For someone like Elijah Mitchell who had so much success as a rookie, what’s the conversation about integrating the best way possible after a trade for a Christian?
“I don’t know what that conversation has been between he and [head coach] Kyle [Shanahan] and the running back coaches. I know I haven’t had it with them. I think that most guys, they really just compete and Elijah knows he has a role. [Miami Dolphins RB] Jeff [Wilson Jr.] knew he had a role. I mean, every guy has a role here and if you play well and you and are productive, we’re going to find a way to get you to the football and get you in the game. It’s a long season, we need everybody, so I don’t think anybody feels pigeonholed or feels like, oh, well this was my job, now it’s his job. It’s a long year. A lot can happen. I think these guys are just working together. I think it’s really cool to see how, I think Christian talked about it with Jeff, it’s the same now with Elijah coming back, is that how well these guys just help each other out and work together as teammates with the common goal to win. Yeah, everybody has individual goals of trying to be the starter and hit your bonuses and make money and do all that stuff. But I think at the end of the day, these guys all work really hard together to do what’s best for the team and realizing that in the end there will be enough touches for everybody.”
I don’t know how you judge the outside zone runs, but have they been as efficient this year as they have been in the past or as you want them to be?
“I think there’s always room for improvement. I don’t think it’s been where we’ve needed it to be. I think we’ve really missed some stuff. I don’t think it’s been as productive as it should have been. I really think that we should be, I’m not saying, ‘Oh, we’re going to be the greatest.’ I’m really just saying that we’ve left some stuff out there and part of it’s been because the defense has done a good job. They’ve done a good job. They’ve defended us well and we probably haven’t executed as well as we need to. But there have been opportunities, there have been things that we’ve had, whether it be the line, whether it be the runner, whatever it is, it hasn’t played out quite to our liking, which is good. I mean, we’ve had some success, but yet we’ve still got a lot of room to grow and you can always point to things through the BYE week, which we did. We pulled some tape and said, Hey guys, look, this is why this isn’t going, this is what we need to fix. And it’s fixable. It’s like, we’re just not very good at this stuff or we’re not very good at this position. That’s not it. It’s fixable things and things that I can do better as a coach and presenting opportunities for the players as well.”
For OL Aaron Banks as a first year full time starter and OL Spencer Burford as a rookie starter, how big was the BYE week for those guys? Could you see that when they came back that they needed it?

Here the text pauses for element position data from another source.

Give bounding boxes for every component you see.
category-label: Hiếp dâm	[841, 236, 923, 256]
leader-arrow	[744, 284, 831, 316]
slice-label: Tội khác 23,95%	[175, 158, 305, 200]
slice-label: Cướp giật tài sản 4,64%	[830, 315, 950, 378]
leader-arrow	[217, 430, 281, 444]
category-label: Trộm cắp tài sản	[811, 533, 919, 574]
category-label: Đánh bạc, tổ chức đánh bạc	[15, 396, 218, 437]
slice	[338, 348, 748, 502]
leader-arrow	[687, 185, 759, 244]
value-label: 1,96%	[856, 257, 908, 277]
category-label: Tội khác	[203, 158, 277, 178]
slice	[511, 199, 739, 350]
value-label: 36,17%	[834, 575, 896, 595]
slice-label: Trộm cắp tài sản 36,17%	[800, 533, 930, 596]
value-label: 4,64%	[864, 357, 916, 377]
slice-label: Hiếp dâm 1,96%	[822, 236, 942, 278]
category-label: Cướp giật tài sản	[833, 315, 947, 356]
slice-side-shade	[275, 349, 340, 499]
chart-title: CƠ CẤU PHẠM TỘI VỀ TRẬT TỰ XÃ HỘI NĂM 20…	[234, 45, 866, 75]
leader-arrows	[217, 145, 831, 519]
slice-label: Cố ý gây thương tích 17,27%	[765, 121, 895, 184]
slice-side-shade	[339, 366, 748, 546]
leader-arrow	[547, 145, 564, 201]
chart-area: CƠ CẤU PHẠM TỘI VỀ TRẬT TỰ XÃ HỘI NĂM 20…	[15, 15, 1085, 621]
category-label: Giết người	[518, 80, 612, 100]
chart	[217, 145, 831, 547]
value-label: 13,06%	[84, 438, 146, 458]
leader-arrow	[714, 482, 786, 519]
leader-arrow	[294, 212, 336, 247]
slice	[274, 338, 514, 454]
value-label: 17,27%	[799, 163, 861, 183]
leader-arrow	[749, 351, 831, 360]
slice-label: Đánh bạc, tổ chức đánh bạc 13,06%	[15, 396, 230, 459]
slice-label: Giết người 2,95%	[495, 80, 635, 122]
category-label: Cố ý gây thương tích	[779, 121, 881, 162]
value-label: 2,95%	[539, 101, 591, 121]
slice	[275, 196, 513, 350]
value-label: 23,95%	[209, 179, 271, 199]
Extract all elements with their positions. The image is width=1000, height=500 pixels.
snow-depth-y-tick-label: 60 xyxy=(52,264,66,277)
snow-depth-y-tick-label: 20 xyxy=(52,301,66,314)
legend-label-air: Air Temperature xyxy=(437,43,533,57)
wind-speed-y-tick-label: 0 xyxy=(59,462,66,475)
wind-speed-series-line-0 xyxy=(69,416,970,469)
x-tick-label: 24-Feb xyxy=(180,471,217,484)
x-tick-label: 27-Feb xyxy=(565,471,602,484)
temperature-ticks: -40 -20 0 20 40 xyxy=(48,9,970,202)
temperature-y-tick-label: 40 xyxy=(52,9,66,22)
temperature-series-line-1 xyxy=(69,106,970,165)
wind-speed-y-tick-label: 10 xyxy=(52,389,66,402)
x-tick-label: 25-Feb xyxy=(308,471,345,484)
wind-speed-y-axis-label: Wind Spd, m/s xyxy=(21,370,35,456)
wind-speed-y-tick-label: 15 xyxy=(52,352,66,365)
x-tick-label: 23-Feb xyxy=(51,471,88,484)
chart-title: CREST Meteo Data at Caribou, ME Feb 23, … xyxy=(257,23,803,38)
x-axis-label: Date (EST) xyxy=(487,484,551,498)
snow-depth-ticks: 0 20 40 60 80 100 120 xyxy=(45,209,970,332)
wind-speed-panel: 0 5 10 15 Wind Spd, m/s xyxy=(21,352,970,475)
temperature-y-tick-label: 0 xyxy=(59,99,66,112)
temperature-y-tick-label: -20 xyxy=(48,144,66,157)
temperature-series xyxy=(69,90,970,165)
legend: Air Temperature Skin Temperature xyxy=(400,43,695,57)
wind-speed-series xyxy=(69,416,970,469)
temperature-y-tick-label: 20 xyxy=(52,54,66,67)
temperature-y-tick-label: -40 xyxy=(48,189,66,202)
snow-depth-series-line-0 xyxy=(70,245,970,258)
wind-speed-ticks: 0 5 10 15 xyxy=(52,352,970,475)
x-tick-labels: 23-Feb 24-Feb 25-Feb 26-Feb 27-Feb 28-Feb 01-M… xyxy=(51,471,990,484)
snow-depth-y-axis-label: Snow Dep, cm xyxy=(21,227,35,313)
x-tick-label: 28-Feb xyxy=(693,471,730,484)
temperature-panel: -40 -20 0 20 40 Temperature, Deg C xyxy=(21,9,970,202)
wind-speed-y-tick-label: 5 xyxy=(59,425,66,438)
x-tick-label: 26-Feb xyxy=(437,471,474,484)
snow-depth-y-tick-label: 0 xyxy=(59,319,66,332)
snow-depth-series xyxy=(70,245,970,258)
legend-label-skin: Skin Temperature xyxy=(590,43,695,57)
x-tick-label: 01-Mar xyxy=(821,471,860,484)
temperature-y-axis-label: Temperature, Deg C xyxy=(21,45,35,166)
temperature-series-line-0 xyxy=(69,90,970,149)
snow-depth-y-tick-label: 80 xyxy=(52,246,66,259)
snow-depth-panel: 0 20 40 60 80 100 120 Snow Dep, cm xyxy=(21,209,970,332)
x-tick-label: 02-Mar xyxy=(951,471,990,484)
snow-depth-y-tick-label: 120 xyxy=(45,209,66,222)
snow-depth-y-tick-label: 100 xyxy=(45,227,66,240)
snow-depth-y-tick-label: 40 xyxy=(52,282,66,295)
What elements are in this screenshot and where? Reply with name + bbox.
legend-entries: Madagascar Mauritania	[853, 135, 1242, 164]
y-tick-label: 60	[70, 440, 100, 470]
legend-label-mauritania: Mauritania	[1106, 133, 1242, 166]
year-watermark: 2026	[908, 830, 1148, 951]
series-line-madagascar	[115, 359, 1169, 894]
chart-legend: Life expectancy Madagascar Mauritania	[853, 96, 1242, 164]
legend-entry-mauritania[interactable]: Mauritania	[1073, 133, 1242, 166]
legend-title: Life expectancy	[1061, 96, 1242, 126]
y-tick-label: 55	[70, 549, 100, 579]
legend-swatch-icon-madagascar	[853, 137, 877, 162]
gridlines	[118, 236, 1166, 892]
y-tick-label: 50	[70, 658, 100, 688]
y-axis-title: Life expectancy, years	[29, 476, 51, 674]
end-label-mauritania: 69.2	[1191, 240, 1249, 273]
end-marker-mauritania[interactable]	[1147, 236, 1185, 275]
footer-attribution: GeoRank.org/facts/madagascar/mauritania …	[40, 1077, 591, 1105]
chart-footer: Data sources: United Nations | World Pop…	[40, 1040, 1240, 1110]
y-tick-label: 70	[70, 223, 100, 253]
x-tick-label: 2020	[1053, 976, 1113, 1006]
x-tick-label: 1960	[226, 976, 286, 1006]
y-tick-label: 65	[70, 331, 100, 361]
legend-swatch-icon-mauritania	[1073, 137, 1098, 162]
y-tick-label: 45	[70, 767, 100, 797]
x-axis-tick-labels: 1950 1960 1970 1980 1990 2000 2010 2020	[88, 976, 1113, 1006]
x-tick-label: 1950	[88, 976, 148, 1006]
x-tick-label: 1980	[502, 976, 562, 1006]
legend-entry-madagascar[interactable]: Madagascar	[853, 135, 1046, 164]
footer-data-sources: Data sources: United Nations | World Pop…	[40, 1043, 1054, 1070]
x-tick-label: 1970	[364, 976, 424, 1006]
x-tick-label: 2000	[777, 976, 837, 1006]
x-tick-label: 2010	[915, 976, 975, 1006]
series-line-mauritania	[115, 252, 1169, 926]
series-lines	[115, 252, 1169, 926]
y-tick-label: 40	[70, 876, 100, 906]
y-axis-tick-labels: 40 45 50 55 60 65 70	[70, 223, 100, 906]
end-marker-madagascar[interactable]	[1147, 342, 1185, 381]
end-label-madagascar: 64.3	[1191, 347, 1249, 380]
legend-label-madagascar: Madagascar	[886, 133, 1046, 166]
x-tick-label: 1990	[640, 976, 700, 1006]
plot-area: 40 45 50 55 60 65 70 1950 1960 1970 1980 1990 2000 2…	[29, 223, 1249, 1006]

“Yeah, I think for Spencer, it was good for him. He got away, got home, which was good for him. He came back refreshed and ready to go. I think those young guys really do need the break. I think Banksy probably a little bit better. He went through it last year, even though he wasn’t playing, I didn’t notice as much of a sigh of relief. And Spencer’s good. Spencer really has been one of the better rookies as far as coming in, doing the deal every day, having a routine, preparing. But no matter what you say, it is the second week of November and normally these guys are winding down to the end of their season these rookies and this year they’ve still got this as we’re now just really starting our season to see where we end up at the end of this thing. But it was good for both those guys. I think more probably for Spencer than Aaron.”